In this paper we prove that certain products and sums of powers of binomial coefficients modulo $p = qf + 1$, $q = {a^2} + {b^2}$, are determined by the parameters x occurring in distinct solutions of the quaternary quadratic partition \[ \begin {array}{*{20}{c}} {16{p^\alpha } = {x^2} + 2q{u^2} + 2q{v^2} + q{w^2},\quad (x,u,v,w,p) = 1,} \\ {xw = a{v^2} - 2buv - a{u^2},\quad x \equiv 4\pmod q,\alpha \geqslant 1.} \\ \end {array} \] The number of distinct solutions of this partition depends heavily on the class number of the imaginary cyclic quartic field \[ K = Q\left ( {i\sqrt {2q + 2a\sqrt q } } \right ),\] as well as on the number of roots of unity in K and on the way that p splits into prime ideals in the ring of integers of the field $Q({e^{2\pi ip/q}})$. Let the four cosets of the subgroup A of quartic residues be given by ${c_j} = {2^j}A,j = 0,1,2,3$, and let \[ {s_j} = \frac {1}{q}\sum \limits _{t \in {c_j}} {t,\quad j = 0,1,2,3.} \] Let ${s_m}$ and ${s_n}$ denote the smallest and next smallest of the ${s_j}$ respectively.

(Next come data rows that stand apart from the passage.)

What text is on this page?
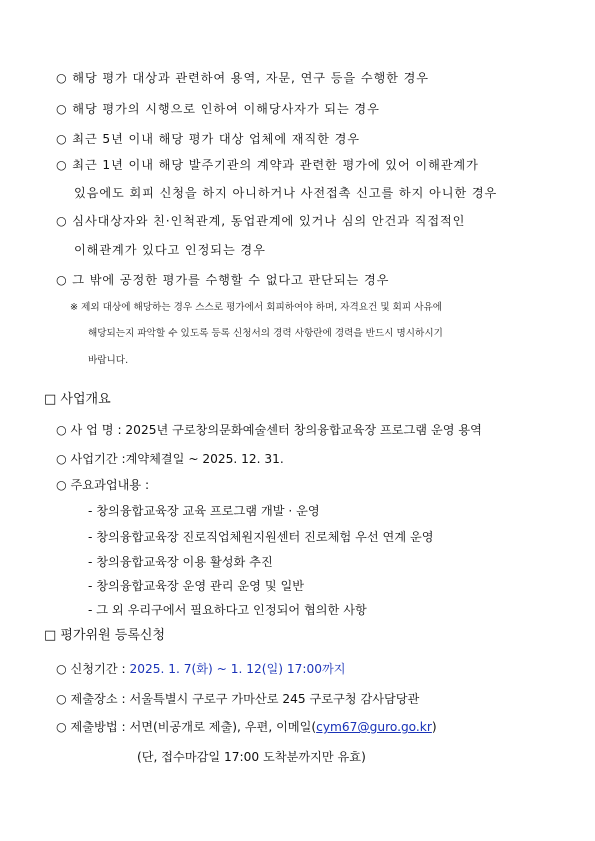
○ 해당 평가 대상과 관련하여 용역, 자문, 연구 등을 수행한 경우
○ 해당 평가의 시행으로 인하여 이해당사자가 되는 경우
○ 최근 5년 이내 해당 평가 대상 업체에 재직한 경우
○ 최근 1년 이내 해당 발주기관의 계약과 관련한 평가에 있어 이해관계가
있음에도 회피 신청을 하지 아니하거나 사전접촉 신고를 하지 아니한 경우
○ 심사대상자와 친·인척관계, 동업관계에 있거나 심의 안건과 직접적인
이해관계가 있다고 인정되는 경우
○ 그 밖에 공정한 평가를 수행할 수 없다고 판단되는 경우
※ 제외 대상에 해당하는 경우 스스로 평가에서 회피하여야 하며, 자격요건 및 회피 사유에
해당되는지 파악할 수 있도록 등록 신청서의 경력 사항란에 경력을 반드시 명시하시기
바랍니다.
□ 사업개요
○ 사 업 명 : 2025년 구로창의문화예술센터 창의융합교육장 프로그램 운영 용역
○ 사업기간 :계약체결일 ~ 2025. 12. 31.
○ 주요과업내용 :
- 창의융합교육장 교육 프로그램 개발 · 운영
- 창의융합교육장 진로직업체원지원센터 진로체험 우선 연계 운영
- 창의융합교육장 이용 활성화 추진
- 창의융합교육장 운영 관리 운영 및 일반
- 그 외 우리구에서 필요하다고 인정되어 협의한 사항
□ 평가위원 등록신청
○ 신청기간 : 2025. 1. 7(화) ~ 1. 12(일) 17:00까지
○ 제출장소 : 서울특별시 구로구 가마산로 245 구로구청 감사담당관
○ 제출방법 : 서면(비공개로 제출), 우편, 이메일(cym67@guro.go.kr)
(단, 접수마감일 17:00 도착분까지만 유효)
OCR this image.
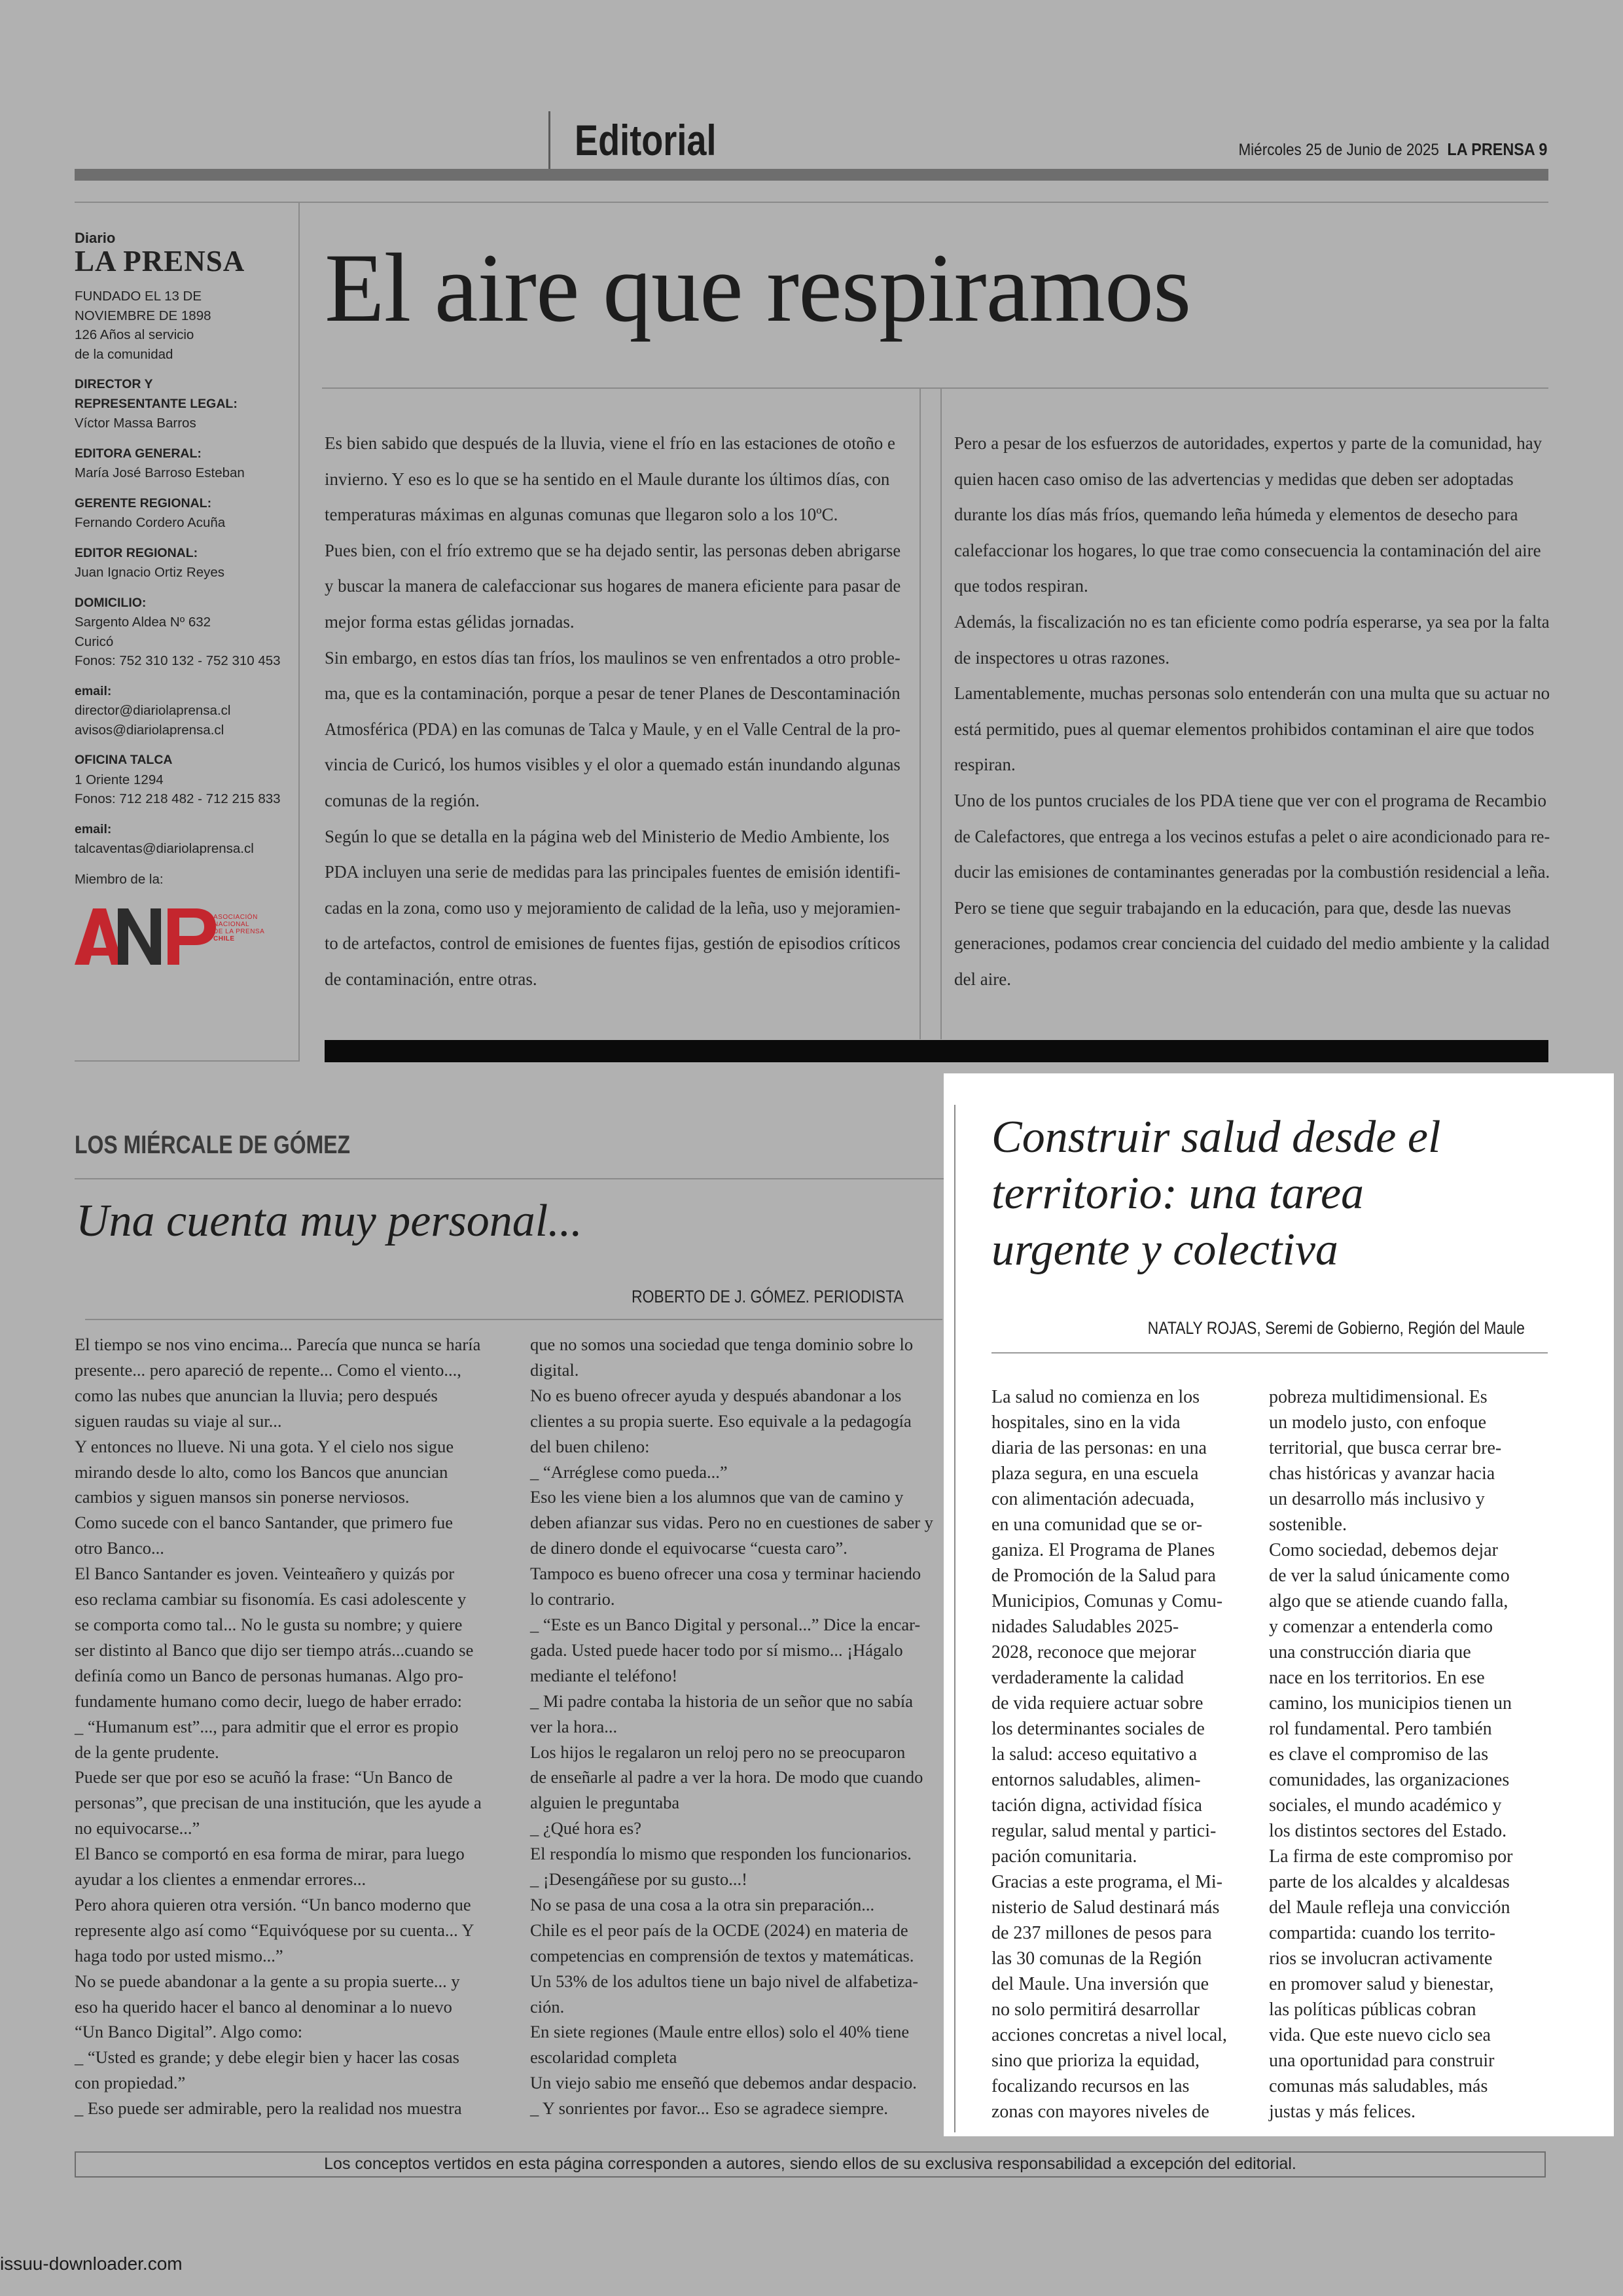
Editorial	Miércoles 25 de Junio de 2025 LA PRENSA 9
Diario
LA PRENSA
FUNDADO EL 13 DE
NOVIEMBRE DE 1898
126 Años al servicio
de la comunidad
DIRECTOR Y
REPRESENTANTE LEGAL:
Víctor Massa Barros
EDITORA GENERAL:
María José Barroso Esteban
GERENTE REGIONAL:
Fernando Cordero Acuña
EDITOR REGIONAL:
Juan Ignacio Ortiz Reyes
DOMICILIO:
Sargento Aldea Nº 632
Curicó
Fonos: 752 310 132 - 752 310 453
email:
director@diariolaprensa.cl
avisos@diariolaprensa.cl
OFICINA TALCA
1 Oriente 1294
Fonos: 712 218 482 - 712 215 833
email:
talcaventas@diariolaprensa.cl
Miembro de la:
ASOCIACIÓN
NACIONAL
DE LA PRENSA
CHILE
El aire que respiramos
Es bien sabido que después de la lluvia, viene el frío en las estaciones de otoño e
invierno. Y eso es lo que se ha sentido en el Maule durante los últimos días, con
temperaturas máximas en algunas comunas que llegaron solo a los 10ºC.
Pues bien, con el frío extremo que se ha dejado sentir, las personas deben abrigarse
y buscar la manera de calefaccionar sus hogares de manera eficiente para pasar de
mejor forma estas gélidas jornadas.
Sin embargo, en estos días tan fríos, los maulinos se ven enfrentados a otro proble-
ma, que es la contaminación, porque a pesar de tener Planes de Descontaminación
Atmosférica (PDA) en las comunas de Talca y Maule, y en el Valle Central de la pro-
vincia de Curicó, los humos visibles y el olor a quemado están inundando algunas
comunas de la región.
Según lo que se detalla en la página web del Ministerio de Medio Ambiente, los
PDA incluyen una serie de medidas para las principales fuentes de emisión identifi-
cadas en la zona, como uso y mejoramiento de calidad de la leña, uso y mejoramien-
to de artefactos, control de emisiones de fuentes fijas, gestión de episodios críticos
de contaminación, entre otras.
Pero a pesar de los esfuerzos de autoridades, expertos y parte de la comunidad, hay
quien hacen caso omiso de las advertencias y medidas que deben ser adoptadas
durante los días más fríos, quemando leña húmeda y elementos de desecho para
calefaccionar los hogares, lo que trae como consecuencia la contaminación del aire
que todos respiran.
Además, la fiscalización no es tan eficiente como podría esperarse, ya sea por la falta
de inspectores u otras razones.
Lamentablemente, muchas personas solo entenderán con una multa que su actuar no
está permitido, pues al quemar elementos prohibidos contaminan el aire que todos
respiran.
Uno de los puntos cruciales de los PDA tiene que ver con el programa de Recambio
de Calefactores, que entrega a los vecinos estufas a pelet o aire acondicionado para re-
ducir las emisiones de contaminantes generadas por la combustión residencial a leña.
Pero se tiene que seguir trabajando en la educación, para que, desde las nuevas
generaciones, podamos crear conciencia del cuidado del medio ambiente y la calidad
del aire.
LOS MIÉRCALE DE GÓMEZ
Una cuenta muy personal...
ROBERTO DE J. GÓMEZ. PERIODISTA
El tiempo se nos vino encima... Parecía que nunca se haría
presente... pero apareció de repente... Como el viento...,
como las nubes que anuncian la lluvia; pero después
siguen raudas su viaje al sur...
Y entonces no llueve. Ni una gota. Y el cielo nos sigue
mirando desde lo alto, como los Bancos que anuncian
cambios y siguen mansos sin ponerse nerviosos.
Como sucede con el banco Santander, que primero fue
otro Banco...
El Banco Santander es joven. Veinteañero y quizás por
eso reclama cambiar su fisonomía. Es casi adolescente y
se comporta como tal... No le gusta su nombre; y quiere
ser distinto al Banco que dijo ser tiempo atrás...cuando se
definía como un Banco de personas humanas. Algo pro-
fundamente humano como decir, luego de haber errado:
_ “Humanum est”..., para admitir que el error es propio
de la gente prudente.
Puede ser que por eso se acuñó la frase: “Un Banco de
personas”, que precisan de una institución, que les ayude a
no equivocarse...”
El Banco se comportó en esa forma de mirar, para luego
ayudar a los clientes a enmendar errores...
Pero ahora quieren otra versión. “Un banco moderno que
represente algo así como “Equivóquese por su cuenta... Y
haga todo por usted mismo...”
No se puede abandonar a la gente a su propia suerte... y
eso ha querido hacer el banco al denominar a lo nuevo
“Un Banco Digital”. Algo como:
_ “Usted es grande; y debe elegir bien y hacer las cosas
con propiedad.”
_ Eso puede ser admirable, pero la realidad nos muestra
que no somos una sociedad que tenga dominio sobre lo
digital.
No es bueno ofrecer ayuda y después abandonar a los
clientes a su propia suerte. Eso equivale a la pedagogía
del buen chileno:
_ “Arréglese como pueda...”
Eso les viene bien a los alumnos que van de camino y
deben afianzar sus vidas. Pero no en cuestiones de saber y
de dinero donde el equivocarse “cuesta caro”.
Tampoco es bueno ofrecer una cosa y terminar haciendo
lo contrario.
_ “Este es un Banco Digital y personal...” Dice la encar-
gada. Usted puede hacer todo por sí mismo... ¡Hágalo
mediante el teléfono!
_ Mi padre contaba la historia de un señor que no sabía
ver la hora...
Los hijos le regalaron un reloj pero no se preocuparon
de enseñarle al padre a ver la hora. De modo que cuando
alguien le preguntaba
_ ¿Qué hora es?
El respondía lo mismo que responden los funcionarios.
_ ¡Desengáñese por su gusto...!
No se pasa de una cosa a la otra sin preparación...
Chile es el peor país de la OCDE (2024) en materia de
competencias en comprensión de textos y matemáticas.
Un 53% de los adultos tiene un bajo nivel de alfabetiza-
ción.
En siete regiones (Maule entre ellos) solo el 40% tiene
escolaridad completa
Un viejo sabio me enseñó que debemos andar despacio.
_ Y sonrientes por favor... Eso se agradece siempre.
Construir salud desde el
territorio: una tarea
urgente y colectiva
NATALY ROJAS, Seremi de Gobierno, Región del Maule
La salud no comienza en los
hospitales, sino en la vida
diaria de las personas: en una
plaza segura, en una escuela
con alimentación adecuada,
en una comunidad que se or-
ganiza. El Programa de Planes
de Promoción de la Salud para
Municipios, Comunas y Comu-
nidades Saludables 2025-
2028, reconoce que mejorar
verdaderamente la calidad
de vida requiere actuar sobre
los determinantes sociales de
la salud: acceso equitativo a
entornos saludables, alimen-
tación digna, actividad física
regular, salud mental y partici-
pación comunitaria.
Gracias a este programa, el Mi-
nisterio de Salud destinará más
de 237 millones de pesos para
las 30 comunas de la Región
del Maule. Una inversión que
no solo permitirá desarrollar
acciones concretas a nivel local,
sino que prioriza la equidad,
focalizando recursos en las
zonas con mayores niveles de
pobreza multidimensional. Es
un modelo justo, con enfoque
territorial, que busca cerrar bre-
chas históricas y avanzar hacia
un desarrollo más inclusivo y
sostenible.
Como sociedad, debemos dejar
de ver la salud únicamente como
algo que se atiende cuando falla,
y comenzar a entenderla como
una construcción diaria que
nace en los territorios. En ese
camino, los municipios tienen un
rol fundamental. Pero también
es clave el compromiso de las
comunidades, las organizaciones
sociales, el mundo académico y
los distintos sectores del Estado.
La firma de este compromiso por
parte de los alcaldes y alcaldesas
del Maule refleja una convicción
compartida: cuando los territo-
rios se involucran activamente
en promover salud y bienestar,
las políticas públicas cobran
vida. Que este nuevo ciclo sea
una oportunidad para construir
comunas más saludables, más
justas y más felices.
Los conceptos vertidos en esta página corresponden a autores, siendo ellos de su exclusiva responsabilidad a excepción del editorial.
issuu-downloader.com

We give new, and unexpectedly simple determinations of ${\Pi _{k \in {c_n}}}kf!$ and ${\Pi _{k \in {c_{n + 2}}}}kf!$, in terms of the parameters x in the above partition of $16{p^\alpha }$, in the complicated case that arises when the class number of K is $> 1$ and ${s_m} \ne {s_n}$.